Otro tanto sucede con el desprecio por el cultismo, con el desdén por los tecnicismos. Quienes conocen bien la lengua española se dan cuenta de que una manada de anglicismos puede desbaratar el ámbito en el que viven y se expresan algunas decenas de millones de personas. Pero no sería la primera vez, como sucedió en el siglo XIX, que el populismo lingüístico escondiera un miedo cerval a las renovaciones científicas y a las revoluciones sociales. Para que se me entienda en castellano derecho: no se trataba tanto de luchar contra el galicismo cuanto de evitar que se leyera a Voltaire. No hace tanto tiempo que fueron considerados como galicismos y, por ende, combatidos como enemigos de España y de su lengua las palabras y los significados nuevos de cultismos de origen grecolatino como telescopio, electricidad, filósofo, civilización, cultura, botánica, higiene, microbio, materialismo, servicio público, población activa, legislación, biología, manufactura, comercio, Tesoro Público, ciudadano, Constitución, revolución política, Derechos del Hombre y del Ciudadano, gobierno constitucional, nivel económico, consumo, libertad de imprenta, libertad de conciencia, tráfico, crítica, industria… Esas palabras, dijeron, atacaban al español clásico, ensuciaban la lengua, corrompían los espíritus.

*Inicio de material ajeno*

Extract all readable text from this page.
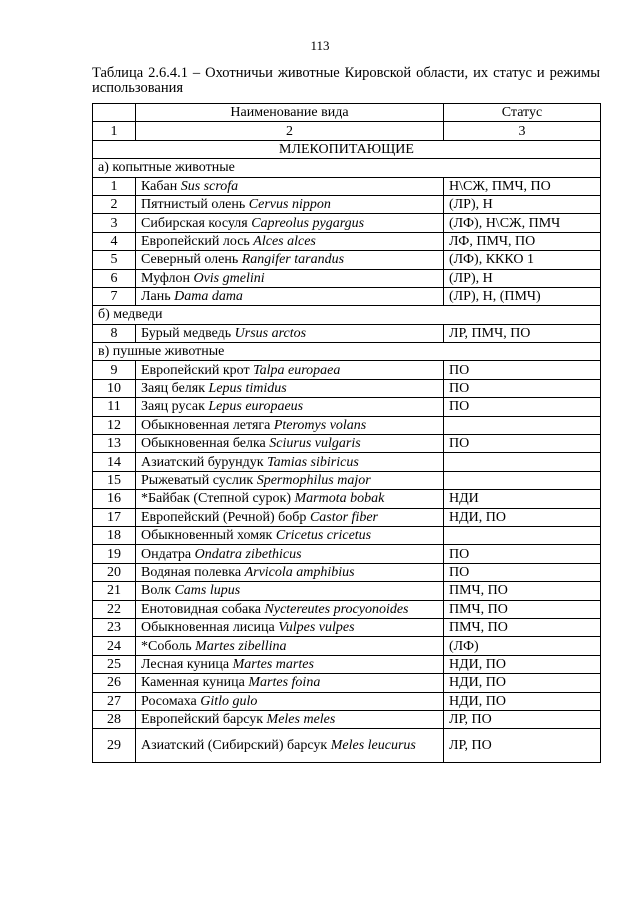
113
Таблица 2.6.4.1 – Охотничьи животные Кировской области, их статус и режимы использования
	Наименование вида	Статус
1	2	3
МЛЕКОПИТАЮЩИЕ		
а) копытные животные		
1	Кабан Sus scrofa	Н\СЖ, ПМЧ, ПО
2	Пятнистый олень Cervus nippon	(ЛР), Н
3	Сибирская косуля Capreolus pygargus	(ЛФ), Н\СЖ, ПМЧ
4	Европейский лось Alces alces	ЛФ, ПМЧ, ПО
5	Северный олень Rangifer tarandus	(ЛФ), КККО 1
6	Муфлон Ovis gmelini	(ЛР), Н
7	Лань Dama dama	(ЛР), Н, (ПМЧ)
б) медведи		
8	Бурый медведь Ursus arctos	ЛР, ПМЧ, ПО
в) пушные животные		
9	Европейский крот Talpa europaea	ПО
10	Заяц беляк Lepus timidus	ПО
11	Заяц русак Lepus europaeus	ПО
12	Обыкновенная летяга Pteromys volans	
13	Обыкновенная белка Sciurus vulgaris	ПО
14	Азиатский бурундук Tamias sibiricus	
15	Рыжеватый суслик Spermophilus major	
16	*Байбак (Степной сурок) Marmota bobak	НДИ
17	Европейский (Речной) бобр Castor fiber	НДИ, ПО
18	Обыкновенный хомяк Cricetus cricetus	
19	Ондатра Ondatra zibethicus	ПО
20	Водяная полевка Arvicola amphibius	ПО
21	Волк Cams lupus	ПМЧ, ПО
22	Енотовидная собака Nyctereutes procyonoides	ПМЧ, ПО
23	Обыкновенная лисица Vulpes vulpes	ПМЧ, ПО
24	*Соболь Martes zibellina	(ЛФ)
25	Лесная куница Martes martes	НДИ, ПО
26	Каменная куница Martes foina	НДИ, ПО
27	Росомаха Gitlo gulo	НДИ, ПО
28	Европейский барсук Meles meles	ЛР, ПО
29	Азиатский (Сибирский) барсук Meles leucurus	ЛР, ПО
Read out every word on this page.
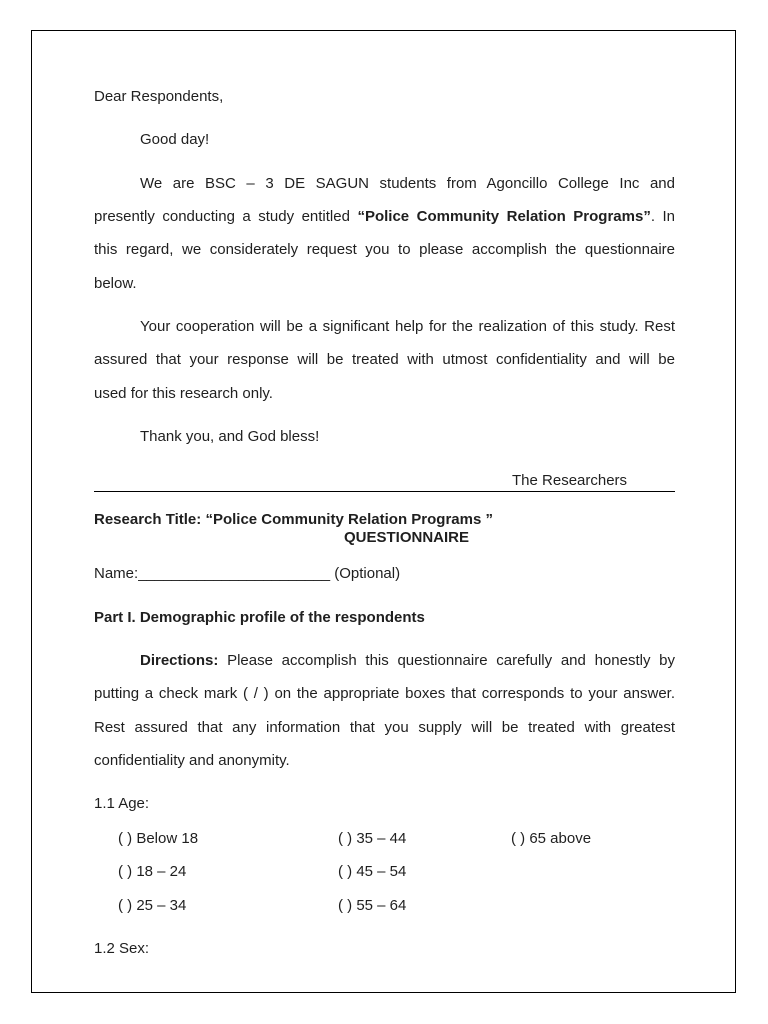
Dear Respondents,
Good day!
We are BSC – 3 DE SAGUN students from Agoncillo College Inc and
presently conducting a study entitled “Police Community Relation Programs”. In
this regard, we considerately request you to please accomplish the questionnaire
below.
Your cooperation will be a significant help for the realization of this study. Rest
assured that your response will be treated with utmost confidentiality and will be
used for this research only.
Thank you, and God bless!
The Researchers
Research Title: “Police Community Relation Programs ”
QUESTIONNAIRE
Name:_______________________ (Optional)
Part I. Demographic profile of the respondents
Directions: Please accomplish this questionnaire carefully and honestly by
putting a check mark ( / ) on the appropriate boxes that corresponds to your answer.
Rest assured that any information that you supply will be treated with greatest
confidentiality and anonymity.
1.1 Age:
( ) Below 18
( ) 18 – 24
( ) 25 – 34
( ) 35 – 44
( ) 45 – 54
( ) 55 – 64
( ) 65 above
1.2 Sex:
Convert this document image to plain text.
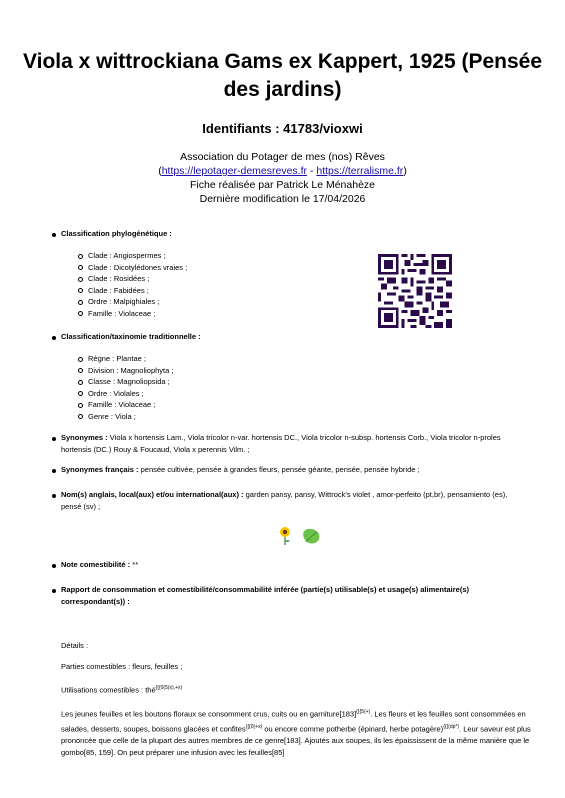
Viola x wittrockiana Gams ex Kappert, 1925 (Pensée des jardins)
Identifiants : 41783/vioxwi
Association du Potager de mes (nos) Rêves
(https://lepotager-demesreves.fr - https://terralisme.fr)
Fiche réalisée par Patrick Le Ménahèze
Dernière modification le 17/04/2026
Classification phylogénétique :
Clade : Angiospermes ;
Clade : Dicotylédones vraies ;
Clade : Rosidées ;
Clade : Fabidées ;
Ordre : Malpighiales ;
Famille : Violaceae ;
Classification/taxinomie traditionnelle :
Règne : Plantae ;
Division : Magnoliophyta ;
Classe : Magnoliopsida ;
Ordre : Violales ;
Famille : Violaceae ;
Genre : Viola ;
Synonymes : Viola x hortensis Lam., Viola tricolor n-var. hortensis DC., Viola tricolor n-subsp. hortensis Corb., Viola tricolor n-proles hortensis (DC.) Rouy & Foucaud, Viola x perennis Vilm. ;
Synonymes français : pensée cultivée, pensée à grandes fleurs, pensée géante, pensée, pensée hybride ;
Nom(s) anglais, local(aux) et/ou international(aux) : garden pansy, pansy, Wittrock's violet , amor-perfeito (pt,br), pensamiento (es), pensé (sv) ;
Note comestibilité : **
Rapport de consommation et comestibilité/consommabilité inférée (partie(s) utilisable(s) et usage(s) alimentaire(s) correspondant(s)) :
Détails :
Parties comestibles : fleurs, feuilles ;
Utilisations comestibles : thé$^{\{\{\{0(5(x),+x)}$
Les jeunes feuilles et les boutons floraux se consomment crus, cuits ou en $garniture[183]^{\{\{\{5(+)}$. Les fleurs et les feuilles sont consommées en salades, desserts, soupes, boissons glacées et confites$^{\{\{\{0(+x)}$ ou encore comme potherbe (épinard, herbe potagère)$^{\{\{\{(dp*)}$. Leur saveur est plus prononcée que celle de la plupart des autres membres de ce genre[183]. Ajoutés aux soupes, ils les épaississent de la même manière que le gombo[85, 159]. On peut préparer une infusion avec les feuilles[85]
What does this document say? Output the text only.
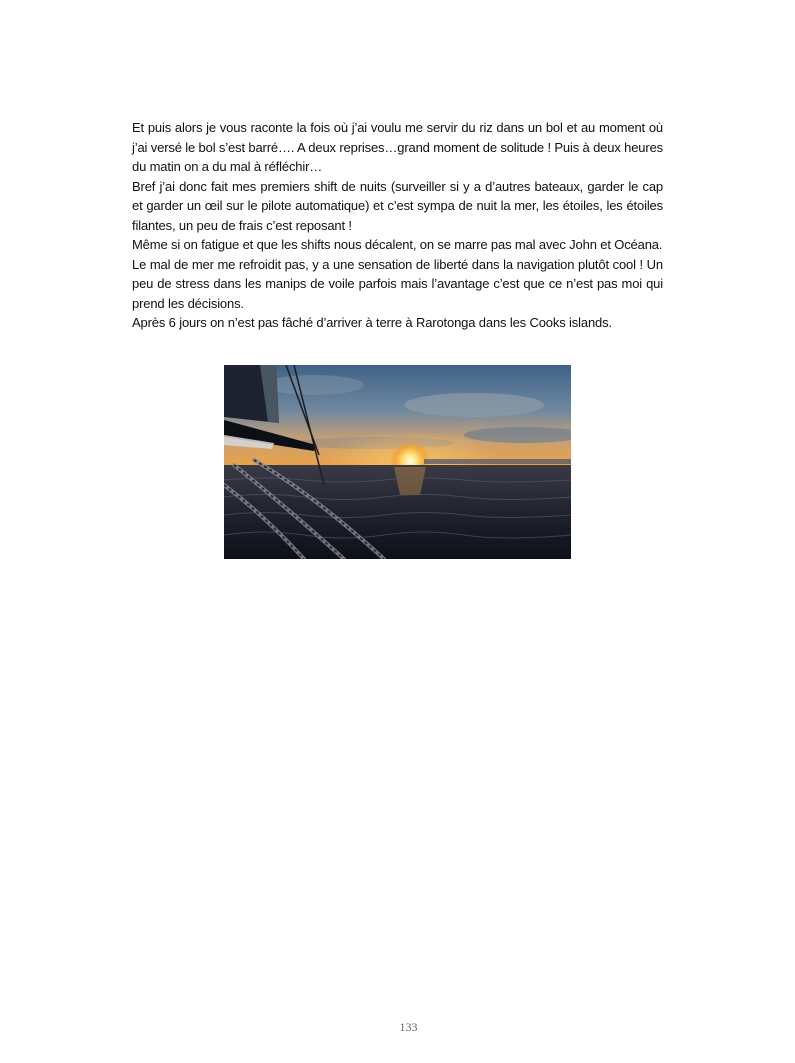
Et puis alors je vous raconte la fois où j’ai voulu me servir du riz dans un bol et au moment où j’ai versé le bol s’est barré…. A deux reprises…grand moment de solitude ! Puis à deux heures du matin on a du mal à réfléchir…

Bref j’ai donc fait mes premiers shift de nuits (surveiller si y a d’autres bateaux, garder le cap et garder un œil sur le pilote automatique) et c’est sympa de nuit la mer, les étoiles, les étoiles filantes, un peu de frais c’est reposant !

Même si on fatigue et que les shifts nous décalent, on se marre pas mal avec John et Océana.

Le mal de mer me refroidit pas, y a une sensation de liberté dans la navigation plutôt cool ! Un peu de stress dans les manips de voile parfois mais l’avantage c’est que ce n’est pas moi qui prend les décisions.

Après 6 jours on n’est pas fâché d’arriver à terre à Rarotonga dans les Cooks islands.

133
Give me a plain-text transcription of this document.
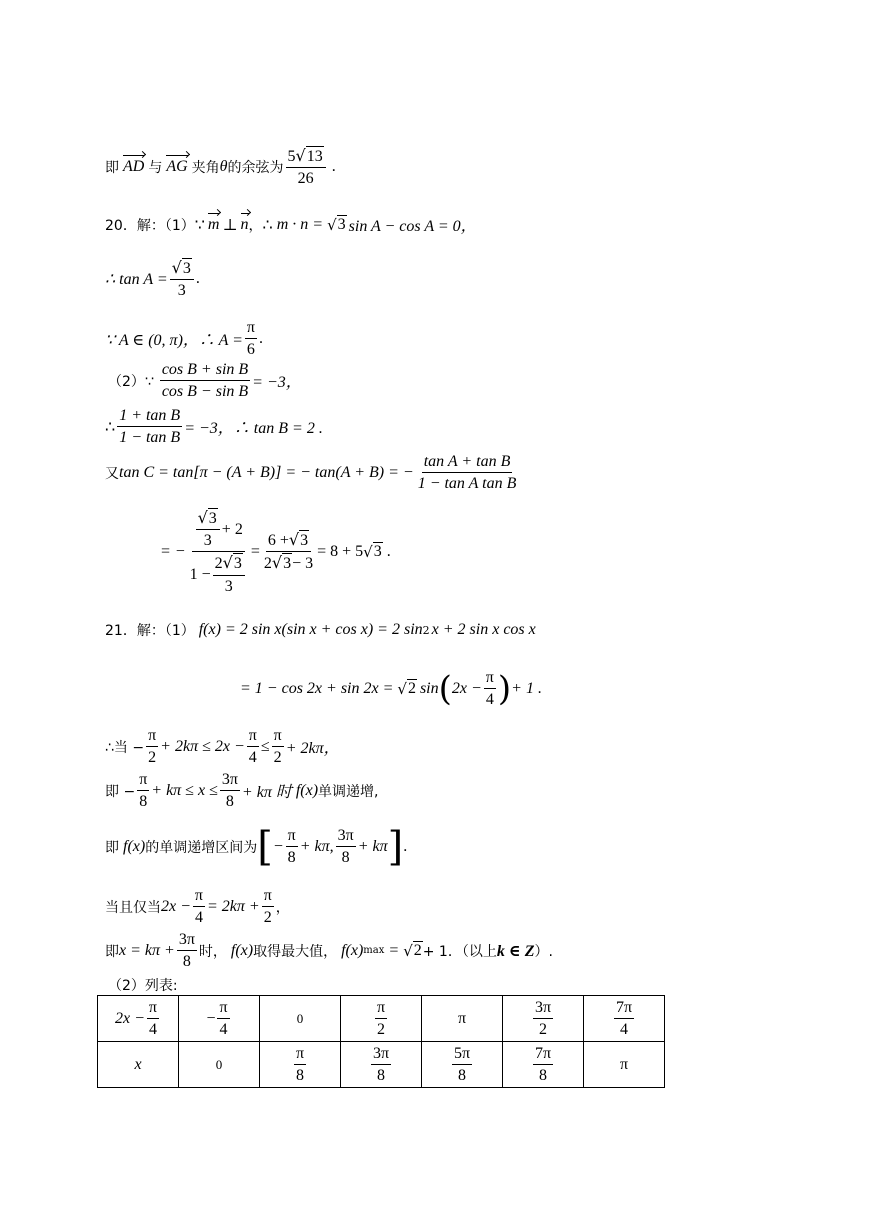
即 AD 与 AG 夹角 θ 的余弦为 $\frac{5√13}{26}$ .
20．解：（1） ∵ m ⊥ n ， ∴ m · n = √ 3 sin A − cos A = 0，
∴ $\tan A = \frac{√3}{3}$ .
∵ A ∈ (0, π)，∴ $A = \frac{\pi}{6}$ .
（2）∵ $\frac{\text{cos B + sin B}}{\text{cos B − sin B}} = -3$，
∴ $\frac{\text{1 + tan B}}{\text{1 − tan B}} = -3$，∴ tan B = 2 .
又 tan C = tan[π − (A + B)] = − tan(A + B) = − $\frac{\text{tan A + tan B}}{\text{1 − tan A tan B}}$
= − $\frac{\frac{√3}{3} + 2}{1 - \frac{2√3}{3}} = \frac{6 +√3}{2√3- 3} = 8 + 5$ √ 3 .
21．解：（1） f(x) = 2 sin x(sin x + cos x) = 2 sin 2 x + 2 sin x cos x
= 1 − cos 2x + sin 2x = √ 2 sin ( $2x - \frac{\pi}{4}$ ) + 1 .
∴当 − $\frac{\pi}{2} + 2k\pi \le 2x - \frac{\pi}{4} \le \frac{\pi}{2} + 2k\pi$，
即 − $\frac{\pi}{8} + k\pi \le x \le \frac{3\pi}{8} + k\pi$ 时 f(x) 单调递增,
即 f(x) 的单调递增区间为 [ − $\frac{\pi}{8} + k\pi$, $\frac{3\pi}{8} + k\pi$ ] .
当且仅当 $2x - \frac{\pi}{4} = 2k\pi + \frac{\pi}{2}$ ，
即 $x = k\pi + \frac{3\pi}{8}$ 时， f(x) 取得最大值， f(x) max = √ 2 + 1．（以上 k ∈ Z ）.
（2）列表:
$2x - \frac{\pi}{4}$	− $\frac{\pi}{4}$	0	$\frac{\pi}{2}$	π	$\frac{3\pi}{2}$	$\frac{7\pi}{4}$

x	0	$\frac{\pi}{8}$	$\frac{3\pi}{8}$	$\frac{5\pi}{8}$	$\frac{7\pi}{8}$	π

No es cierto que el buen hablar y el escribir bien sea una conjura contra los débiles o los pobres. Esa afirmación, contra la opinión demagógica mayoritaria, sólo perjudica, precisamente, a la mayoría, a la que se mantiene alelada con prejuicios naturalistas, a la vez que nos acerca, paso a paso, a una regresión cuyos modelos son, a lo que parece, las moscas del vinagre y los primates.
N.B. Un viejo relato, tal vez apócrifo, reflejaba muy bien el desdén del que he hablado. Un sargento chusquero ordenaba que los reclutas que supieran lenguas dieran un paso adelante en la formación. Cuatro o cinco soldados se destacaban. Entonces, con voz de trueno, el sargento apostillaba: “Pues encargaros (sic) de los cerdos, que yo llevo varios años con ellos y todavía no los entiendo”. Una estentórea carcajada recorría el patio del cuartel. Una carcajada que escondía una hidalga y enciclopédica ignorancia. Ahora que los sargentos españoles hablan inglés en Irak, en Bosnia, en la OTAN, los nuevos reaccionarios propagan que lo que está codificado es un signo de desequilibrio. Nunca entenderán que el ocio, el orgullo y la arrogancia han prestado a los hombres independencia y autodisciplina. Y que el lenguaje culto es el único en el que las palabras autónomas y no mutiladas prometen a los seres libres pronunciarlas sin rencor.
( Theodor W. Adorno, Minima moralia, II, 64).